Kaplan-Meier curves showed younger women (18-64 years) were less likely to remain on TNF inhibitor therapy than males and older women. The curves also showed women had a lower probability of continuing on IL-17 inhibitors, especially compared to younger men “who are persisting on IL-17 inhibitors the longest,” Stovall said.
There were no differences by age and sex in the probability of JAK inhibitor discontinuation.
Relevant Factors
Several factors might explain why women discontinue treatments earlier than men. For one thing, they’re more likely to have painful axial manifestations like enthesitis, Stovall said. “Patients may perceive a difference in effectiveness and therefore choose to discontinue therapy.”
Women also may have a higher level of noninflammatory pain than men that targeted synthetic DMARDs are unable to treat. This, Stovall said, could give women the sense that they’re not responding to treatment.
Another hypothesis is that women experience more side effects and have a higher rate of antidrug antibodies, perhaps due to hormonal factors, which may necessitate switching therapies. Alternatively, sex differences in therapy discontinuation could reflect socioeconomic disparities or gender differences in care-seeking behavior.
A limitation of the study was the small number of patients taking a JAK inhibitor. Also, researchers couldn’t control for NSAID use because some were purchased over the counter, and the 6-month washout could misclassify some patients as “biologic-naive.”
Future work should further investigate the mechanisms linked to sex differences in therapy discontinuation, Stovall said. “Larger studies are needed to confirm these findings and explore why these differences occur.”

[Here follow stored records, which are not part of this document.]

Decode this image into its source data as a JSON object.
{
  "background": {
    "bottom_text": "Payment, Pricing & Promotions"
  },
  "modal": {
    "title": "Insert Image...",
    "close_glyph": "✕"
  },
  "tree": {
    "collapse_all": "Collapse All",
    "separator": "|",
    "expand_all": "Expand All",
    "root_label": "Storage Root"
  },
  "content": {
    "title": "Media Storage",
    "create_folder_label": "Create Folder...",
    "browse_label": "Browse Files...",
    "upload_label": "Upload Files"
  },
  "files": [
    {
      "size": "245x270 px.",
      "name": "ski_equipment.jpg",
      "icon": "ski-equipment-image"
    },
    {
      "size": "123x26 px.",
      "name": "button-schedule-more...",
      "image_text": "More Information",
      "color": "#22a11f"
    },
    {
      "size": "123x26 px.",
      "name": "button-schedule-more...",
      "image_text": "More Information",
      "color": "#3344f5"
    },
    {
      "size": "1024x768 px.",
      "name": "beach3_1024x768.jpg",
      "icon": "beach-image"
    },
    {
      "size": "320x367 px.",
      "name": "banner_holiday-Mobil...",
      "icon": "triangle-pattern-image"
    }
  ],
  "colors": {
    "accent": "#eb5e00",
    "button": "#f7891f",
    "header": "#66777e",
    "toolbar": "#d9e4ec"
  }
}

Asked to comment, Virginia Carrizo Abarza, MD, who until recently was a clinical and research fellow in rheumatology at the University of Toronto, Toronto, Ontario, Canada, said the study is important and useful, especially given that experts didn’t pay much attention in the past to sex differences in various areas of rheumatology.
“We thought that women didn’t get these disorders.”

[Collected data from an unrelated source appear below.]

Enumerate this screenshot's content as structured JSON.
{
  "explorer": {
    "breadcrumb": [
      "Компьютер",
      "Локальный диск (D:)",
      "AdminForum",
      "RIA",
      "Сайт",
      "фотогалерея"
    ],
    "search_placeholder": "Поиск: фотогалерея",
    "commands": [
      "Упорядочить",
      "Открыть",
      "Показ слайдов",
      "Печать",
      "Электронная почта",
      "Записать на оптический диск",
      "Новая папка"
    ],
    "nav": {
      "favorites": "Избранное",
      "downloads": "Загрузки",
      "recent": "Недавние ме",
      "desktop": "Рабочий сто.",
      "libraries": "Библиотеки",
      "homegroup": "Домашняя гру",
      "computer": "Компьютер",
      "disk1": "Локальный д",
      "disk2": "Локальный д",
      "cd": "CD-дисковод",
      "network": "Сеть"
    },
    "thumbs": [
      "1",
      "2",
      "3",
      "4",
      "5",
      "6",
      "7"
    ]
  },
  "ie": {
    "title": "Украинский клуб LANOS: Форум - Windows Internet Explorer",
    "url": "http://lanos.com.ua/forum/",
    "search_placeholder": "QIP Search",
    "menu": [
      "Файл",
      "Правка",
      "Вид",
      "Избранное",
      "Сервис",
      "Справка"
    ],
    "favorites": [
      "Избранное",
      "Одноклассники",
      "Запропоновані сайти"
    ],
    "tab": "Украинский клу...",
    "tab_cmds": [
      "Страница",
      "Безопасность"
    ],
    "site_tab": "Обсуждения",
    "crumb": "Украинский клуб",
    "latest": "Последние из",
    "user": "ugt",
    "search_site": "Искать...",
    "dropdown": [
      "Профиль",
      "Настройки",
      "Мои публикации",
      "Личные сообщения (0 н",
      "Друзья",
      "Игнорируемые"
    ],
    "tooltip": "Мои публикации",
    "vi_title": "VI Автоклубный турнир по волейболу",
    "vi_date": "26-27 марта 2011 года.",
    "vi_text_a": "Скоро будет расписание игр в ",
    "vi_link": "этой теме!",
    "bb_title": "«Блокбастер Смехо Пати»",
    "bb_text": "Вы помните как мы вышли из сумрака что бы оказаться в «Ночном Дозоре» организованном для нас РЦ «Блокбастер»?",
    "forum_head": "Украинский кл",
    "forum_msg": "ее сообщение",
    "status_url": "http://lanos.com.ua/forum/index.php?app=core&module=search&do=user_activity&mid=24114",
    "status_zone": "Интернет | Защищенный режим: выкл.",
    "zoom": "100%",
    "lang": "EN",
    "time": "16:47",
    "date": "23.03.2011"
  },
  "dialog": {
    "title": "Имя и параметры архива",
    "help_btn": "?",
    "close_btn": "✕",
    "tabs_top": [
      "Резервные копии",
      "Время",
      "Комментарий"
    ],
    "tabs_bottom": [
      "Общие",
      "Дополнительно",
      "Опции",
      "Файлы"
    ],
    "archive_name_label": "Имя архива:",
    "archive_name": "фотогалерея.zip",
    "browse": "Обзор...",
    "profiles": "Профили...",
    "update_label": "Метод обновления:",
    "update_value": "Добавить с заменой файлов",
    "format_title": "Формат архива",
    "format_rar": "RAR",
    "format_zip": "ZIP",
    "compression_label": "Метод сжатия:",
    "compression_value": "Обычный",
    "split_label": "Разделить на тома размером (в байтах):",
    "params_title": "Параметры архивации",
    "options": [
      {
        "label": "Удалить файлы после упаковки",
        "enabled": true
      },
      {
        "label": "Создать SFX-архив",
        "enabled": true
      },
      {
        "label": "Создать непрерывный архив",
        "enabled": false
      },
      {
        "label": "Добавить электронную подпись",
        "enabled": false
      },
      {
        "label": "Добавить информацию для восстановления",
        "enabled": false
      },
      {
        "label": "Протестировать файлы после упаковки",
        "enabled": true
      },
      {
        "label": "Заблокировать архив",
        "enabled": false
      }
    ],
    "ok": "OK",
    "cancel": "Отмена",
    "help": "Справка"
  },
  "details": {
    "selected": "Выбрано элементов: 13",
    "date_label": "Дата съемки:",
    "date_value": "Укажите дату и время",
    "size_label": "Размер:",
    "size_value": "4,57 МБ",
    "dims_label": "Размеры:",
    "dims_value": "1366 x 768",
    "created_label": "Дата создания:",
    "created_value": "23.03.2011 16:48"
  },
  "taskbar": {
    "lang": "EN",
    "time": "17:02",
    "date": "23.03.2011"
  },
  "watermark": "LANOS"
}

Abarza noted fibromyalgia, which often co-occurs with axSpA, psoriatic arthritis, and rheumatoid arthritis and is more common in women, “wasn’t taken seriously” until relatively recently.
These new study results should be “a warning that we have to pay attention to women” because they are discontinuing biologics 4 or 5 months earlier than men, she said.
Stovall and Abarza reported having no relevant conflicts of interest.